Our reactions were very different though. She was all happy and felt loved and all that -- I felt mostly neutral, with a hint of appreciation and a hint of irritation. I just don't trust my dad as far as I can throw him. I feel like this letter is yet another of his 'sorry you got hurt, but I did the best I could' bullshits. No, no you didn't do the best you could. You never tried to grow or learn or be a good dad -- you were content with not being an alcoholic who beat his kids. That's not the best you could. It was the best you could at that stage, yes, but you could have grown.
If I could sit down with him and list every significant wound he's dealt me and have him apologise for every one and really mean it, not defending anything but just being sorry that he did whatever because it hurt me -- then I could forgive him. Otherwise I can't see how I'll ever want him to be a part of my life at all. Hopefully I'll find another way to forgive him, because the listing thing is probably impossible -- it'd take a month.

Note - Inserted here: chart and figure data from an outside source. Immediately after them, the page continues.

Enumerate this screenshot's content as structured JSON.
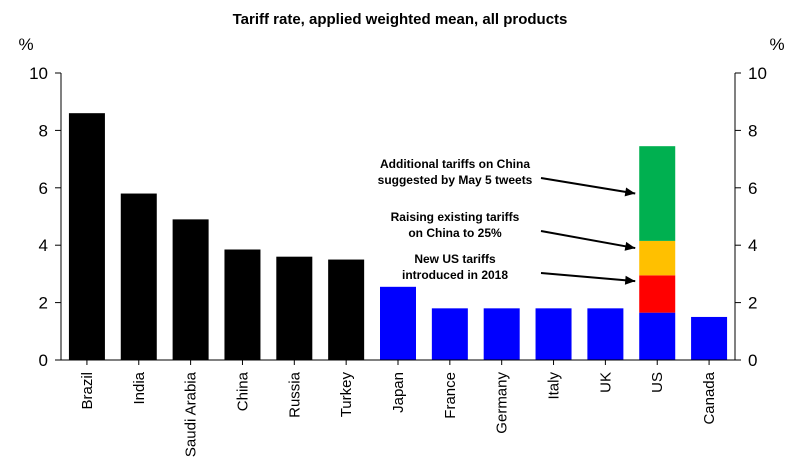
{
  "chart_data": {
    "type": "bar",
    "title": "Tariff rate, applied weighted mean, all products",
    "ylabel_left": "%",
    "ylabel_right": "%",
    "ylim": [
      0,
      10
    ],
    "yticks": [
      "0",
      "2",
      "4",
      "6",
      "8",
      "10"
    ],
    "grid": false,
    "categories": [
      "Brazil",
      "India",
      "Saudi Arabia",
      "China",
      "Russia",
      "Turkey",
      "Japan",
      "France",
      "Germany",
      "Italy",
      "UK",
      "US",
      "Canada"
    ],
    "series": [
      {
        "color": "#000000",
        "values": [
          8.6,
          5.8,
          4.9,
          3.85,
          3.6,
          3.5,
          0,
          0,
          0,
          0,
          0,
          0,
          0
        ]
      },
      {
        "color": "#0000ff",
        "values": [
          0,
          0,
          0,
          0,
          0,
          0,
          2.55,
          1.8,
          1.8,
          1.8,
          1.8,
          1.65,
          1.5
        ]
      },
      {
        "color": "#ff0000",
        "values": [
          0,
          0,
          0,
          0,
          0,
          0,
          0,
          0,
          0,
          0,
          0,
          1.3,
          0
        ]
      },
      {
        "color": "#ffc000",
        "values": [
          0,
          0,
          0,
          0,
          0,
          0,
          0,
          0,
          0,
          0,
          0,
          1.2,
          0
        ]
      },
      {
        "color": "#00b050",
        "values": [
          0,
          0,
          0,
          0,
          0,
          0,
          0,
          0,
          0,
          0,
          0,
          3.3,
          0
        ]
      }
    ],
    "annotations": [
      {
        "lines": [
          "Additional tariffs on China",
          "suggested by May 5 tweets"
        ],
        "category": "US",
        "y": 5.8
      },
      {
        "lines": [
          "Raising existing tariffs",
          "on China to 25%"
        ],
        "category": "US",
        "y": 3.9
      },
      {
        "lines": [
          "New US tariffs",
          "introduced in 2018"
        ],
        "category": "US",
        "y": 2.75
      }
    ]
  }
}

He and my mom try to contact me all the time, but that is NOT out of real love, despite what they think. Real love says, "I want to bless you, I want to understand you, I want to connect with you." They want to contact me because they want me to comfort them, advise them, listen to their problems. They want me to be their parent, and I ain't gonna. Nineteen years of that was enough for me. When they start reaching out to me because they want to comfort me and help me and bless me, then I will believe that they love me, and maybe I will allow them in my life.